A Petrobras anunciou a retomada da produção de fertilizantes na Bahia, marcando um movimento estratégico para ampliar sua participação no mercado de insumos agrícolas. A expectativa da companhia é alcançar, até 2028, a marca de 35% de suprimento da demanda nacional por fertilizantes nitrogenados, um setor historicamente dependente de importações.

Segundo informações divulgadas pela empresa, a reativação da Fábrica de Fertilizantes Nitrogenados da Bahia (Fafen-BA) exigiu um aporte de R$ 100 milhões. A unidade, que estava hibernada desde 2019 e chegou a ser arrendada para o setor privado, voltou a operar com capacidade de 1.300 toneladas de ureia por dia, atendendo culturas estratégicas como milho, cana-de-açúcar, café e algodão.

O retorno da estatal ao setor de insumos

A estratégia de reinserção da Petrobras no segmento de fertilizantes reflete uma mudança de diretriz corporativa sob a atual gestão. A empresa argumenta que a iniciativa privada não obteve sucesso na operação da planta baiana, o que motivou a retomada do controle estatal. A lógica por trás dessa decisão é a integração vertical, onde a Petrobras utiliza sua própria produção de gás natural para viabilizar o custo do insumo, tornando a operação mais competitiva.

O plano de expansão não se restringe à Bahia.
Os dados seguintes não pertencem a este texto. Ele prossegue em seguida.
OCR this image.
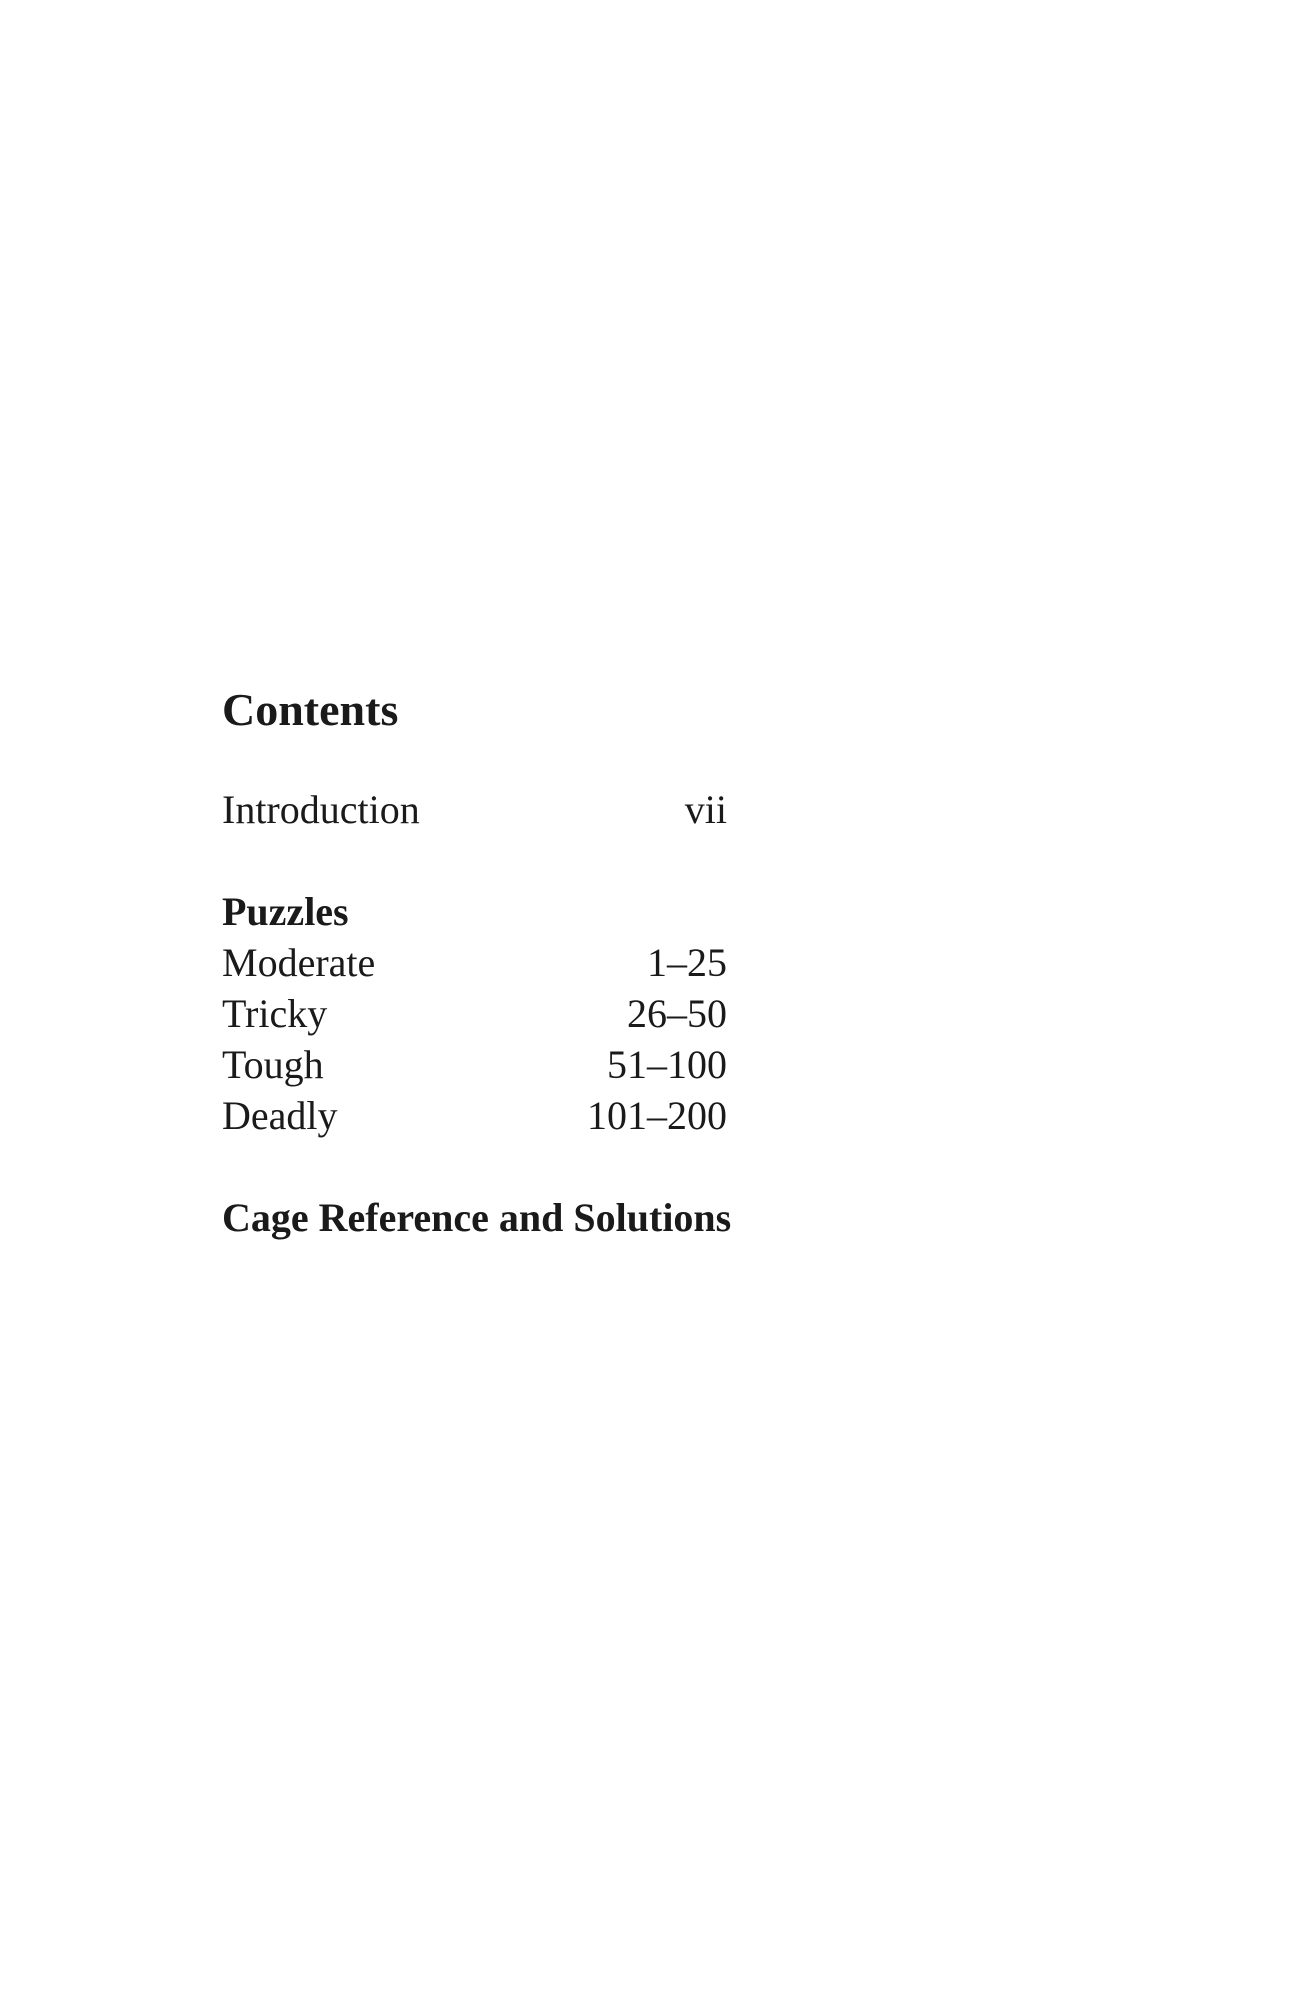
Contents
Introduction	vii
Puzzles
Moderate	1–25
Tricky	26–50
Tough	51–100
Deadly	101–200
Cage Reference and Solutions
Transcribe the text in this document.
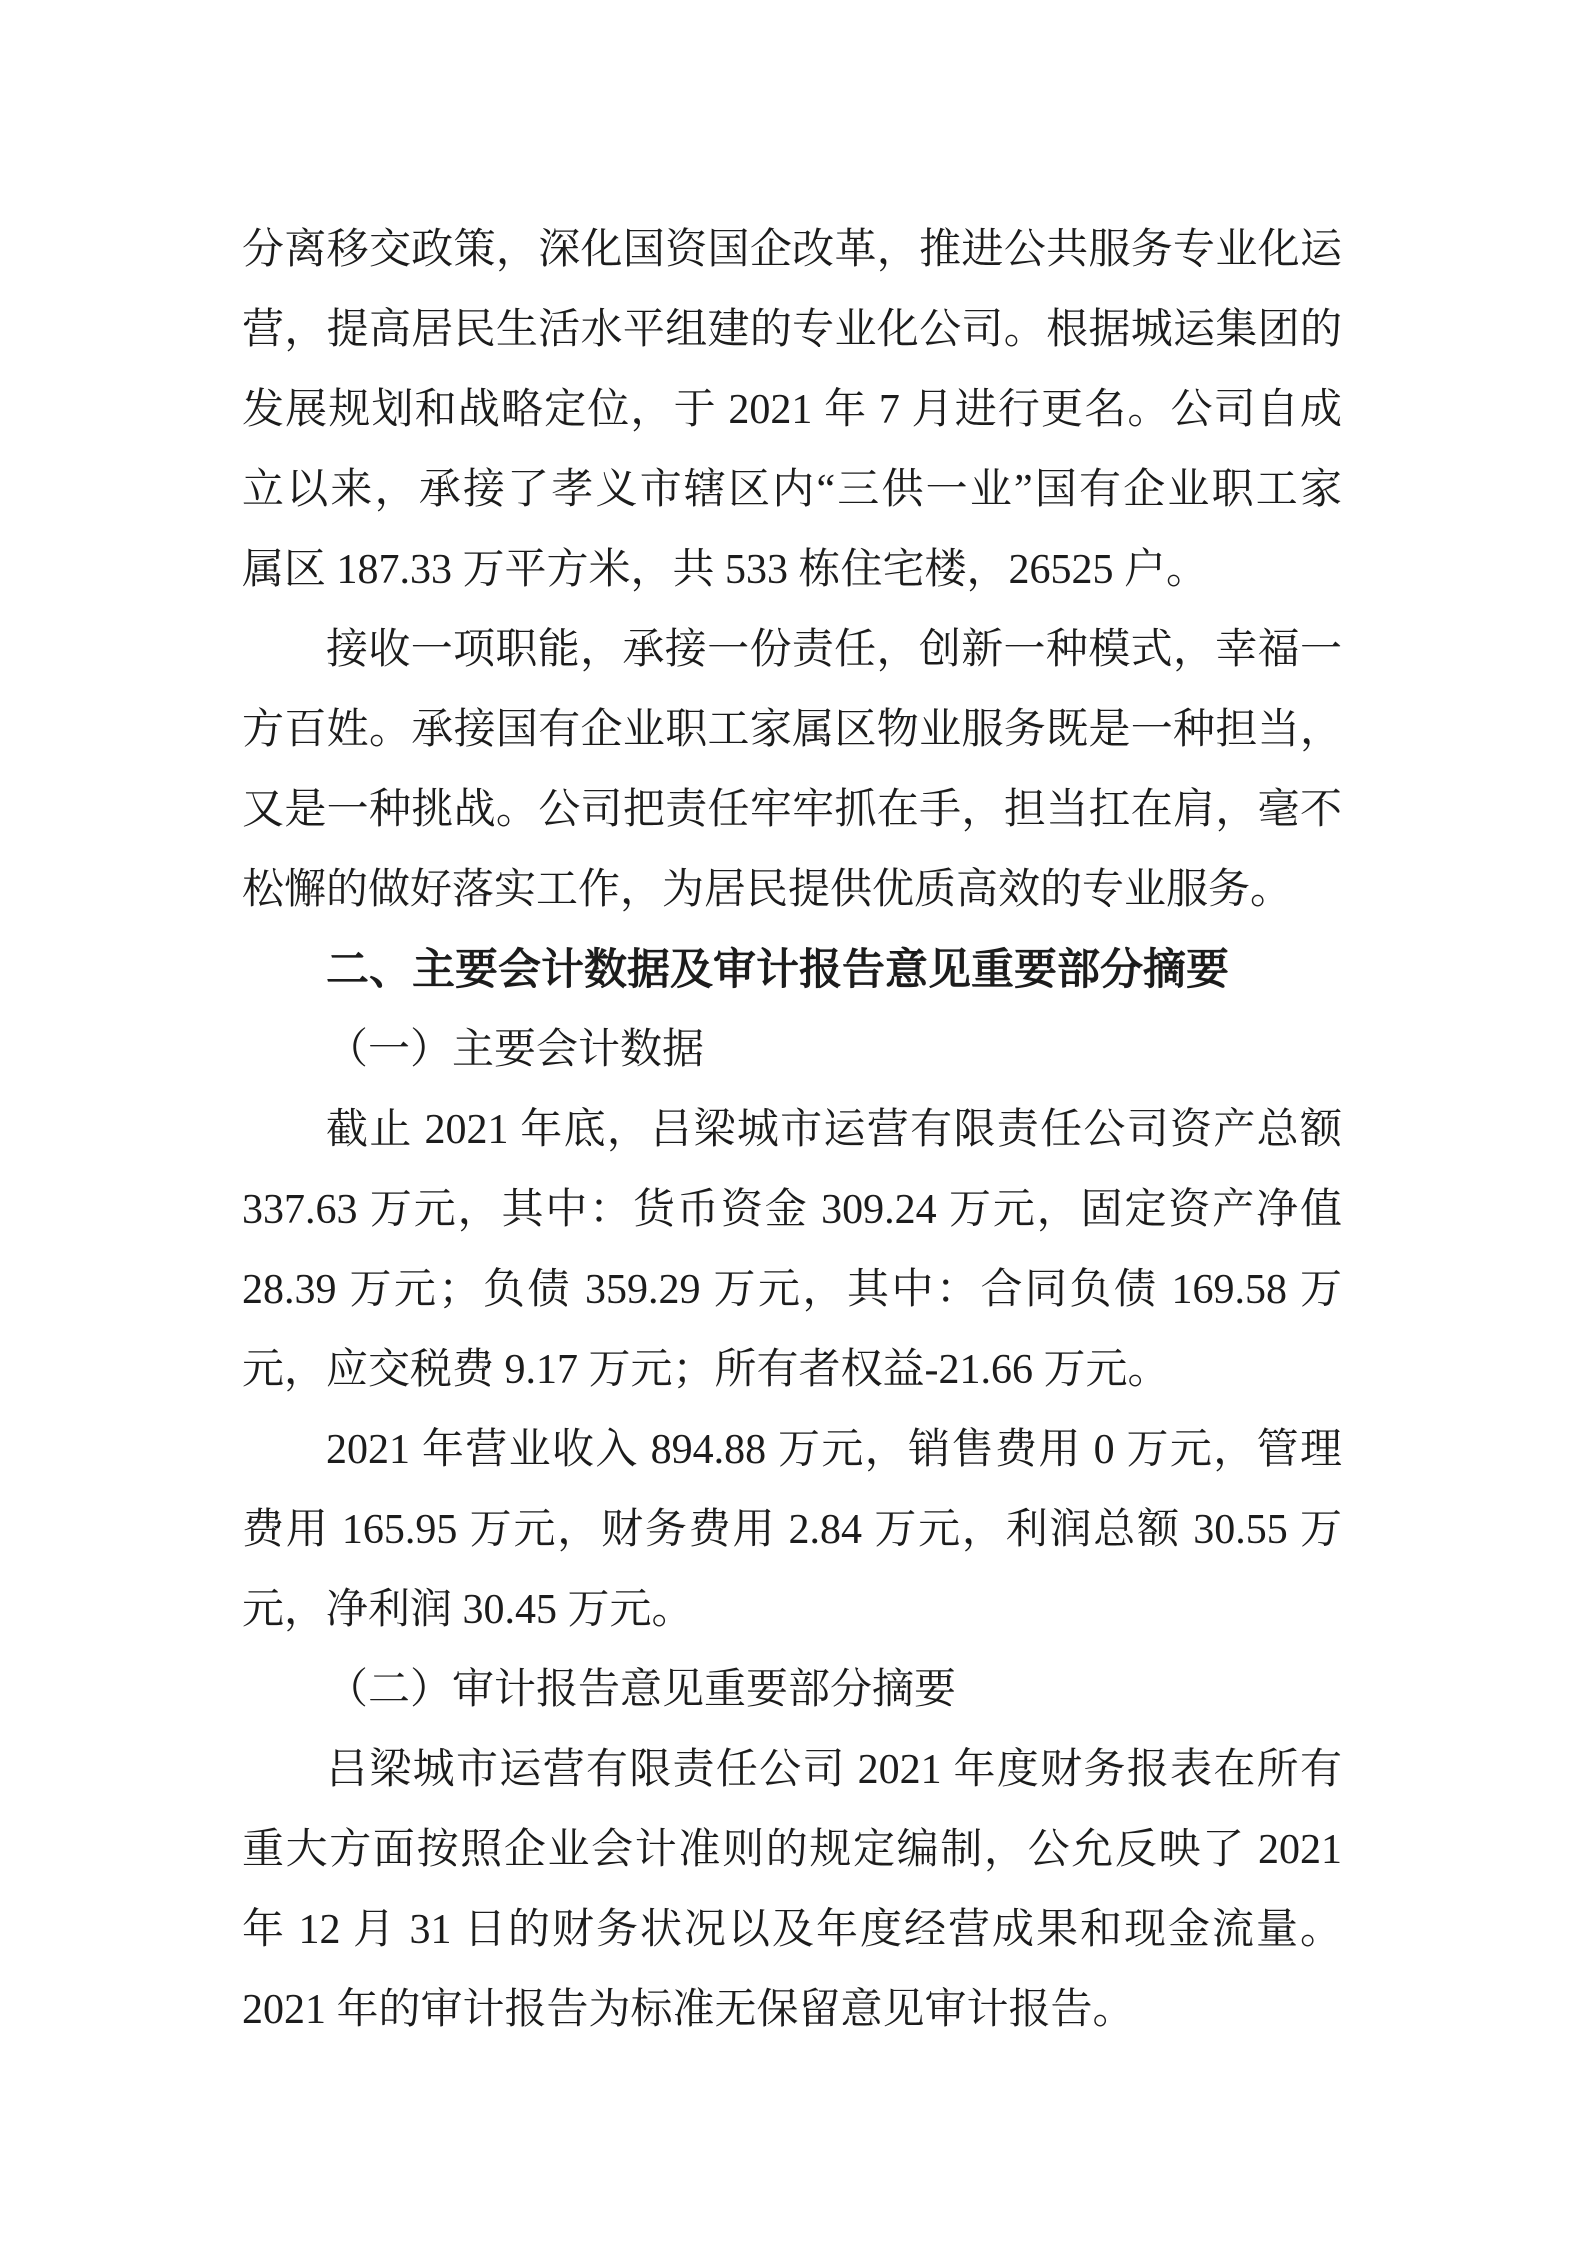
分离移交政策，深化国资国企改革，推进公共服务专业化运
营，提高居民生活水平组建的专业化公司。根据城运集团的
发展规划和战略定位，于 2021 年 7 月进行更名。公司自成
立以来，承接了孝义市辖区内“三供一业”国有企业职工家
属区 187.33 万平方米，共 533 栋住宅楼，26525 户。
接收一项职能，承接一份责任，创新一种模式，幸福一
方百姓。承接国有企业职工家属区物业服务既是一种担当，
又是一种挑战。公司把责任牢牢抓在手，担当扛在肩，毫不
松懈的做好落实工作，为居民提供优质高效的专业服务。
二、主要会计数据及审计报告意见重要部分摘要
（一）主要会计数据
截止 2021 年底，吕梁城市运营有限责任公司资产总额
337.63 万元，其中：货币资金 309.24 万元，固定资产净值
28.39 万元；负债 359.29 万元，其中：合同负债 169.58 万
元，应交税费 9.17 万元；所有者权益-21.66 万元。
2021 年营业收入 894.88 万元，销售费用 0 万元，管理
费用 165.95 万元，财务费用 2.84 万元，利润总额 30.55 万
元，净利润 30.45 万元。
（二）审计报告意见重要部分摘要
吕梁城市运营有限责任公司 2021 年度财务报表在所有
重大方面按照企业会计准则的规定编制，公允反映了 2021
年 12 月 31 日的财务状况以及年度经营成果和现金流量。
2021 年的审计报告为标准无保留意见审计报告。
A estatal projeta reabrir unidades em Sergipe e a Araucária Nitrogenados (ANSA), no Paraná, além de concluir a Unidade de Fertilizantes Nitrogenados III (UFN3), em Três Lagoas (MS). A meta de fornecer 35% do mercado nacional é ambiciosa, dado que o Brasil, até pouco tempo atrás, importava a totalidade da ureia consumida no país, que gira em torno de 8 milhões de toneladas anuais.

Mecanismos de oferta e demanda no agronegócio

A reativação das fábricas é apresentada como uma resposta direta à lei da oferta e da demanda, diante de um mercado interno com alta procura. Ao aumentar a oferta doméstica, a Petrobras busca criar um colchão de segurança para o agronegócio brasileiro contra a volatilidade dos preços internacionais e eventuais gargalos nas cadeias de suprimento globais.

A viabilidade econômica dessas operações está atrelada à gestão do gás natural. A Petrobras tem investido em infraestrutura para reduzir o custo do insumo, essencial para a produção de nitrogenados. Esta sinergia entre a divisão de exploração e produção (E&P) e a indústria petroquímica é o pilar que sustenta a viabilidade financeira do projeto, conforme destacado pela administração da companhia.

Implicações para o ecossistema brasileiro

Para o setor de agronegócio, a presença da Petrobras como fornecedora local pode significar uma maior previsibilidade de custos. A redução da dependência externa é um tema recorrente na agenda de segurança alimentar e econômica do país, especialmente considerando a importância das commodities agrícolas para a balança comercial brasileira.

No entanto, a mudança levanta questões sobre a alocação de capital da estatal. Concorrentes e analistas de mercado observam atentamente se o foco em fertilizantes não desviará recursos ou atenção das atividades principais de exploração de petróleo e gás. A geração de empregos, estimada em milhares de postos diretos e indiretos, traz um componente de impacto socioeconômico relevante para as regiões onde as plantas estão instaladas.

Perspectivas e desafios operacionais

O sucesso da estratégia dependerá da execução eficiente dos planos de retomada e da estabilidade das operações nas quatro fábricas previstas. A capacidade de manter os custos de produção competitivos frente ao mercado global de fertilizantes, que é altamente volátil, permanece como um dos principais desafios para a Petrobras nos próximos anos.

O mercado acompanhará os resultados das intervenções no Recôncavo Baiano e o progresso das obras na UFN3 para avaliar se a meta de 2028 é factível. A evolução da demanda nacional e a política de preços da companhia serão fatores decisivos para determinar o impacto real da estatal na redução da dependência de importações.

A retomada da produção de fertilizantes pela Petrobras coloca a estatal em uma posição central no abastecimento do campo, redefinindo sua atuação no mercado interno. Resta observar como essa nova configuração afetará o equilíbrio de preços e a dinâmica competitiva do setor nos próximos anos.